Like many other companies, the company’s fate is tied to the world’s ability to manage Covid-19. Its wealth can be seen as a weather vane for epidemics, measuring the progress of “normal” activities such as holidays. In this sense, this is good news: on Thursday’s earnings call, Airbnb stated that its revenue increased by 300% from the second quarter of 2020 and was about 10% higher than the second quarter of 2019. Overall bookings have also returned to pre-pandemic levels, even if international travel is restricted. The surge in summer travel has led to other high watermarks: the company has the most booked nights in any quarter in its history, and Saturday was the best night on Airbnb since the pandemic began, with more than 4 million guests staying in the Airbnbs world.
“After being trapped at home for a few months, millions of people have been eager to travel,” said Chesky, who dialed in from Airbnb in Italy. “Now, we can say with certainty that the travel bounce is on us.”
Summer may restore travel to pre-pandemic levels, but with the increase in infectious viruses, autumn is still uncertain Incremental variantIn a letter to shareholders, Airbnb shared expectations that delta variants will affect bookings and cancellations, making the second half of the year “more unstable and non-linear”. Even so, the company predicts that the third quarter will bring “the strongest quarterly revenue ever.”
Part of Airbnb’s bet is that although travel may not be what it was in 2019, people will still figure out how to do it. International travel has dropped sharply in 2020, but people are still booking weekend trips to places within driving distance. Before the pandemic, most people came to travel sites like Airbnb that had locations and fixed dates.
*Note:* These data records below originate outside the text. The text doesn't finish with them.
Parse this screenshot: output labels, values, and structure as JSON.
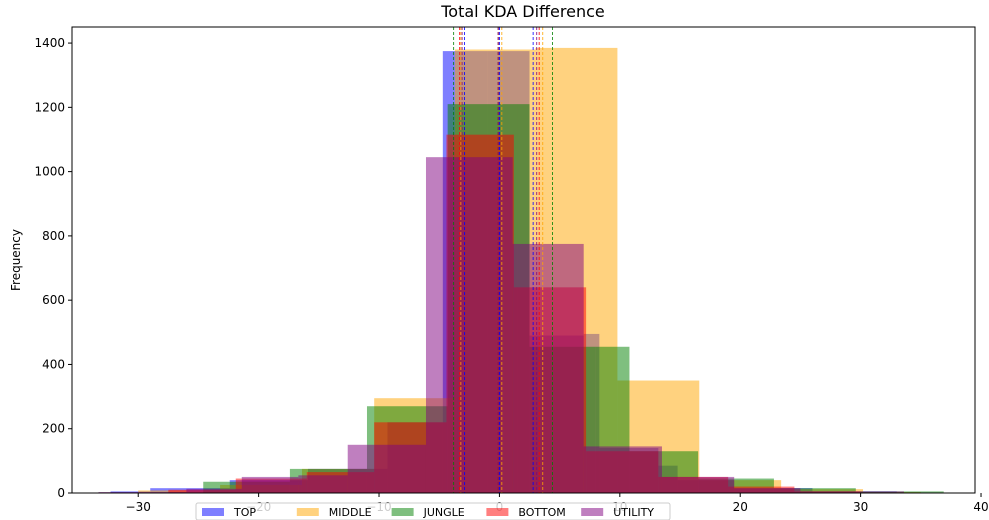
{
  "chart_data": {
    "type": "bar",
    "title": "Total KDA Difference",
    "xlabel": "",
    "ylabel": "Frequency",
    "xlim": [
      -35.5,
      39.5
    ],
    "ylim": [
      0,
      1450
    ],
    "x_ticks": [
      -30,
      -20,
      -10,
      0,
      10,
      20,
      30,
      40
    ],
    "x_tick_labels": [
      "−30",
      "−20",
      "−10",
      "0",
      "10",
      "20",
      "30",
      "40"
    ],
    "y_ticks": [
      0,
      200,
      400,
      600,
      800,
      1000,
      1200,
      1400
    ],
    "y_tick_labels": [
      "0",
      "200",
      "400",
      "600",
      "800",
      "1000",
      "1200",
      "1400"
    ],
    "grid": false,
    "legend_position": "bottom-center",
    "bar_alpha": 0.5,
    "series": [
      {
        "name": "TOP",
        "color": "#0000ff",
        "bins": [
          [
            -32.3,
            -29.0,
            5
          ],
          [
            -29.0,
            -22.4,
            15
          ],
          [
            -22.4,
            -15.9,
            40
          ],
          [
            -15.9,
            -9.3,
            75
          ],
          [
            -9.3,
            -4.7,
            220
          ],
          [
            -4.7,
            -1.0,
            1375
          ],
          [
            -1.0,
            2.5,
            1375
          ],
          [
            2.5,
            7.0,
            490
          ],
          [
            7.0,
            8.3,
            495
          ],
          [
            8.3,
            13.2,
            140
          ],
          [
            13.2,
            14.8,
            85
          ],
          [
            14.8,
            19.5,
            40
          ],
          [
            19.5,
            26.0,
            15
          ],
          [
            26.0,
            33.0,
            5
          ]
        ],
        "mean": 0.0,
        "std_lines": [
          -2.9,
          2.8
        ]
      },
      {
        "name": "MIDDLE",
        "color": "#ffa500",
        "bins": [
          [
            -30.0,
            -23.2,
            8
          ],
          [
            -23.2,
            -16.4,
            25
          ],
          [
            -16.4,
            -10.4,
            75
          ],
          [
            -10.4,
            -3.7,
            295
          ],
          [
            -3.7,
            3.0,
            1380
          ],
          [
            3.0,
            9.8,
            1385
          ],
          [
            9.8,
            16.6,
            350
          ],
          [
            16.6,
            23.4,
            40
          ],
          [
            23.4,
            30.2,
            12
          ],
          [
            30.2,
            35.0,
            3
          ]
        ],
        "mean": 0.2,
        "std_lines": [
          -3.2,
          3.6
        ]
      },
      {
        "name": "JUNGLE",
        "color": "#008000",
        "bins": [
          [
            -24.6,
            -17.4,
            35
          ],
          [
            -17.4,
            -11.0,
            75
          ],
          [
            -11.0,
            -4.3,
            270
          ],
          [
            -4.3,
            1.5,
            1210
          ],
          [
            1.5,
            2.5,
            1210
          ],
          [
            2.5,
            8.0,
            455
          ],
          [
            8.0,
            10.8,
            455
          ],
          [
            10.8,
            16.5,
            130
          ],
          [
            16.5,
            22.8,
            45
          ],
          [
            22.8,
            29.6,
            15
          ],
          [
            29.6,
            36.9,
            5
          ]
        ],
        "mean": -0.1,
        "std_lines": [
          -3.8,
          4.4
        ]
      },
      {
        "name": "BOTTOM",
        "color": "#ff0000",
        "bins": [
          [
            -27.5,
            -21.9,
            10
          ],
          [
            -21.9,
            -16.0,
            45
          ],
          [
            -16.0,
            -10.4,
            65
          ],
          [
            -10.4,
            -4.4,
            220
          ],
          [
            -4.4,
            1.2,
            1115
          ],
          [
            1.2,
            7.2,
            640
          ],
          [
            7.2,
            13.2,
            130
          ],
          [
            13.2,
            19.0,
            50
          ],
          [
            19.0,
            24.5,
            20
          ],
          [
            24.5,
            30.0,
            5
          ]
        ],
        "mean": -0.1,
        "std_lines": [
          -3.3,
          3.3
        ]
      },
      {
        "name": "UTILITY",
        "color": "#800080",
        "bins": [
          [
            -33.3,
            -26.0,
            3
          ],
          [
            -26.0,
            -21.4,
            13
          ],
          [
            -21.4,
            -16.7,
            50
          ],
          [
            -16.7,
            -12.6,
            55
          ],
          [
            -12.6,
            -6.1,
            150
          ],
          [
            -6.1,
            1.1,
            1045
          ],
          [
            1.1,
            7.0,
            775
          ],
          [
            7.0,
            13.5,
            145
          ],
          [
            13.5,
            19.5,
            50
          ],
          [
            19.5,
            25.0,
            15
          ],
          [
            25.0,
            33.6,
            5
          ]
        ],
        "mean": -0.1,
        "std_lines": [
          -3.1,
          3.1
        ]
      }
    ]
  }
}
Now, perhaps because so many people can work remotely, Airbnb says that 40% of guests use flexible location and date search when booking accommodation. People are also booking longer stays. Airbnb stated in its first-quarter earnings that a quarter of its bookings came from one-month stays (in 2019, one-month stays accounted for only 14% of bookings). This trend has continued throughout the summer, and as long as people can work remotely, this trend may continue to some extent.
These changes in behavior, and the near-normal summer travel, have boosted other companies in the industry. “Car Airbnb” Turo applied for a listing last week. Vacasa, a platform for managing vacation rentals, also plans to go public through SPAC. After hitting a record low in the pandemic year, venture capital funding for travel and tourism startups has also rebounded. According to Crunchbase data, in 2019, investors spent $11.1 billion on 1,125 transactions in the industry. By 2020, this number will drop to 4.8 billion U.S. dollars and 629 transactions. Things seem to rebound in 2021, with 346 transactions and $6.1 billion in funding.
It is not clear how long the travel rebound will last.The optimistic outlook may be due to Variations of Coronavirus, This continues to spread and inspires new restrictions in some areas. During the earnings call, Airbnb’s chief financial officer Dave Stephenson warned that bookings in the third quarter may be less than in the second quarter. Summer travel always decreases gradually at this time of the year, but the rising number of coronavirus cases has also changed the travel plans of some people.There are already companies like Southwest Airlines More optimistic forecasts from early summer.
Airbnb pointed out in its shareholder letter that “the progress of vaccination, the containment of new variants and travel restrictions” may affect the bottom line of the business in the coming months. But if the company learned one thing from last year, it is to become more efficient: this quarter, its loss narrowed to $68 million from $576 million last year. If the road ahead is more bumpy, these lessons may prove valuable.